The Maharashtra government in India has launched a water conservation scheme named Jalyukt Shivar Abhiyan to make Maharashtra a failure-free state by 2019. The programme aims to make 5000 townlets free of water failure every time. The crucial end of Jalyukta Shivar Abhiyan is to establish the belief of a planter that-every drop of rainwater is possessed by them and it should weep in their land. The flagship programme launched by Chief Minister Devendra Fadnavis, Jalyukta Shivar Abhiyan aims to bring water commission to failure-affected townlets in Maharashtra within five times. The programme Jalyukt Shivar was initiated by Pankaja Munde.
Jalyukt Shivar Abhiyan-
After scrapping Jalyukt Shivar Abhiyan — a flagship scheme of the quondam Devendra Fadnavis government for water conservation, the Maharashtra government on Thursday cleared a new water conservation programme for restoration of irrigation sources having a capacity of over to 600 hectare (ha) in the state. The three- time programme will be enforced at an expenditure of ₹ crore and has been named Chief Minister Water Conservation Programme (CMWCP).

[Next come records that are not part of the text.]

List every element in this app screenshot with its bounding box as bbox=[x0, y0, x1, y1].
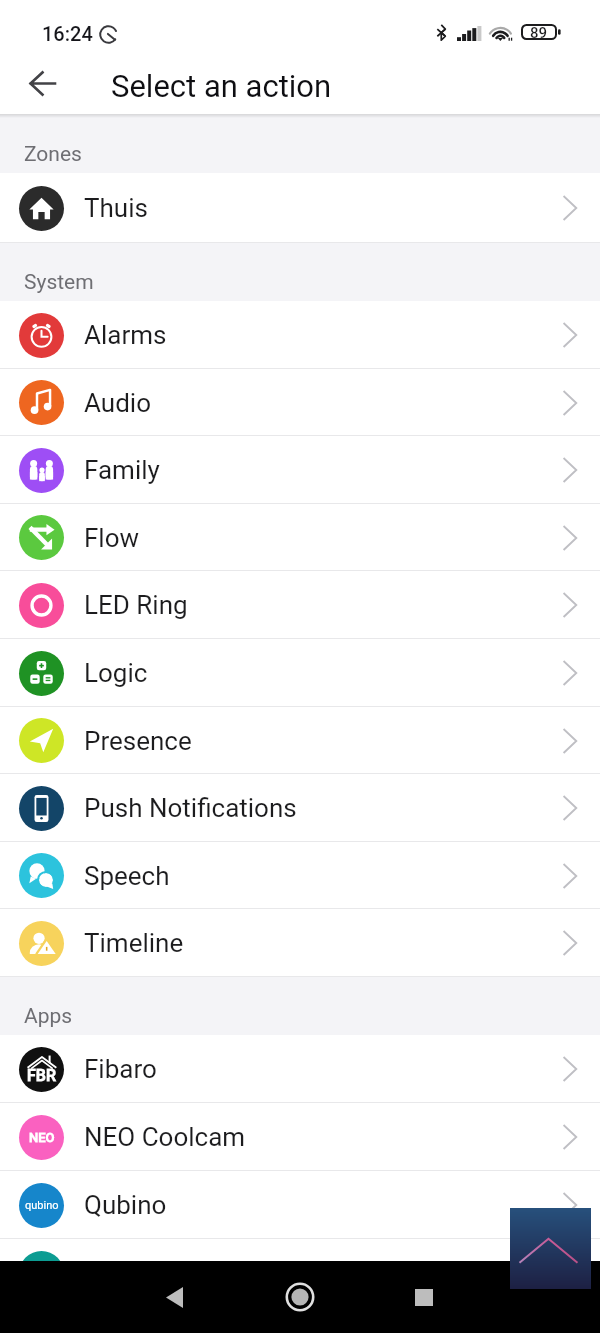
staticText: Presence bbox=[84, 726, 192, 756]
staticText: qubino bbox=[25, 1199, 59, 1212]
staticText: Flow bbox=[84, 523, 140, 553]
staticText: FBR bbox=[27, 1066, 56, 1085]
staticText: Thuis bbox=[84, 193, 148, 223]
staticText: Apps bbox=[24, 1004, 73, 1029]
button[interactable]: Speech bbox=[0, 842, 600, 909]
button[interactable]: Thuis bbox=[0, 173, 600, 243]
staticText: LED Ring bbox=[84, 590, 188, 620]
button[interactable]: Presence bbox=[0, 707, 600, 774]
button[interactable]: Back bbox=[18, 59, 66, 107]
staticText: Audio bbox=[84, 388, 151, 418]
staticText: NEO bbox=[29, 1130, 55, 1145]
staticText: Push Notifications bbox=[84, 793, 297, 823]
staticText: Timeline bbox=[84, 928, 184, 958]
button[interactable]: qubino bbox=[0, 1171, 600, 1239]
button[interactable]: Logic bbox=[0, 639, 600, 707]
button[interactable]: NEO bbox=[0, 1103, 600, 1171]
button[interactable]: Audio bbox=[0, 369, 600, 436]
button[interactable]: Expand overlay bbox=[510, 1208, 591, 1289]
staticText: Zones bbox=[24, 142, 82, 167]
staticText: Logic bbox=[84, 658, 148, 688]
button[interactable]: Push Notifications bbox=[0, 774, 600, 842]
button[interactable]: Back bbox=[144, 1267, 204, 1327]
staticText: Fibaro bbox=[84, 1054, 157, 1084]
staticText: Family bbox=[84, 455, 160, 485]
staticText: NEO Coolcam bbox=[84, 1122, 246, 1152]
button[interactable]: Alarms bbox=[0, 301, 600, 369]
button[interactable]: Family bbox=[0, 436, 600, 504]
button[interactable]: Flow bbox=[0, 504, 600, 571]
button[interactable]: Recents bbox=[394, 1267, 454, 1327]
button[interactable]: LED Ring bbox=[0, 571, 600, 639]
staticText: Select an action bbox=[111, 68, 332, 104]
button[interactable]: Timeline bbox=[0, 909, 600, 977]
button[interactable]: Home bbox=[270, 1267, 330, 1327]
staticText: System bbox=[24, 270, 94, 295]
button[interactable]: Next bbox=[0, 1239, 600, 1261]
staticText: Speech bbox=[84, 861, 170, 891]
staticText: 16:24 bbox=[42, 22, 93, 45]
button[interactable]: FBR bbox=[0, 1035, 600, 1103]
staticText: Qubino bbox=[84, 1190, 167, 1220]
staticText: 89 bbox=[530, 24, 548, 42]
staticText: Alarms bbox=[84, 320, 167, 350]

Under the scheme, the state soil and water conservation department would complete form and restoration of structures in the coming three times till March 2023. The work includes repairing small irrigation ponds, storehouse ponds, old malgujari ponds, vill pond, percolation tanks, earthen nala bund, cement nala bund, storehouse bunds, setting up a pipe distribution system on non-repaired conduit etc., said a elderly functionary from the state soil and water conservation department.
Launched in 2014, Jalyukt Shivar Abhiyan was anticipated to help ameliorate groundwater table and make townlets water sufficient in five times. Fadnavis had also vowed that Maharashtra would be made failure-free by 2019. It was a confluence of several water conservation schemes run by the state government.
Reasons for Scrapping the Project:-
One of the main corruption charges levied against the former government in Maharashtra was against the Jalyukta Shivar design. The CM had blazoned completion of tasks in January, 2019. But in March, charges of disagreement were levelled against tasks carried out under the Jalyukta Shivar scheme, which the government later accepted.
Another reason is indecorous fund allocation during the final leg of the scheme which led to the unacceptable quality of work being carried out during the last three times.
According to the NITI Aayog’s Composite Water Management Index-2019, Maharashtra’s performance in conserving water sources, restoring wormed water bodies, water distribution through conduits and irrigation operation has worsened since 2015. Despite the Jalyukta Shivar programme, the state has performed inadequately in groundwater recharge. This inspired the government’s decision to scrap the design.
Aim-
- To arrest maximum runoff in the vill area
- To produce Decentralised Water Bodies
- To increase the Groundwater Level in Drought areas
- Revivification of the water storehouse capacity of colourful being structures like Village Tank, Percolation Tank Cement Nala Bandh (CNB) through repairs and emendations
- To increase the storage capacity of water bodies by removing ground through people’s participation.
- To sensitise the conception of Water Budgeting
Success of this design-
By January 2019, the scheme had converted failure-prone townlets of Maharashtra. The irrigation cover had been increased by 34 lakh hectares. In the process, thereby, adding the crop yield each time, particularly the kharif crops. Untilmid-2019, interventions redounded in sock of water measuring 24 lakh trillion boxy metres.
Townlets that gained called the scheme a game changer, but critics raised issues like sustainability, the contractor- grounded model and indeed the lack of data gathering to show the mileage of the scheme while the state- run groundwater and check development agency had submitted a report, saying water situations in townlets had drastically gone down.
Future of Water Conservation in Maharashtra-
Geologists and hydrologists, who worked on enforcing the design, participated in analogous views and hailed the Jalyukta Shivar programme. This was substantially due to the interventions accepted in the being water reserves, planned desilting conditioning, among numerous others.
Still, experts agreed that the scheme wasn’t enforced. Now with Jalyukta Shivar no longer in actuality, concentrated sweets of the once five times, in utmost liability, will go down the drain unless an analogous scheme is introduced.
With downfall variations getting more pronounced, in addition to depleting groundwater reserves, the state will need concrete interventions to attack its unborn water conditions.
Conclusion-
Last time, the Maharashtra Vikas Aghadi (MVA) government decided to discontinue the scheme over “ irregularities”. The Comptroller and Auditor General (CAG), in its report tabled in the state council last time, refocused out scarcities in planning and lack of provision of acceptable finances for conservation of the workshop, failure to achieve water impartiality in failure-prone townlets and increase in ground water position as intended. After this, the state government blazed an inquiry into the contended irregularities in the scheme and formed a special disquisition platoon for the same.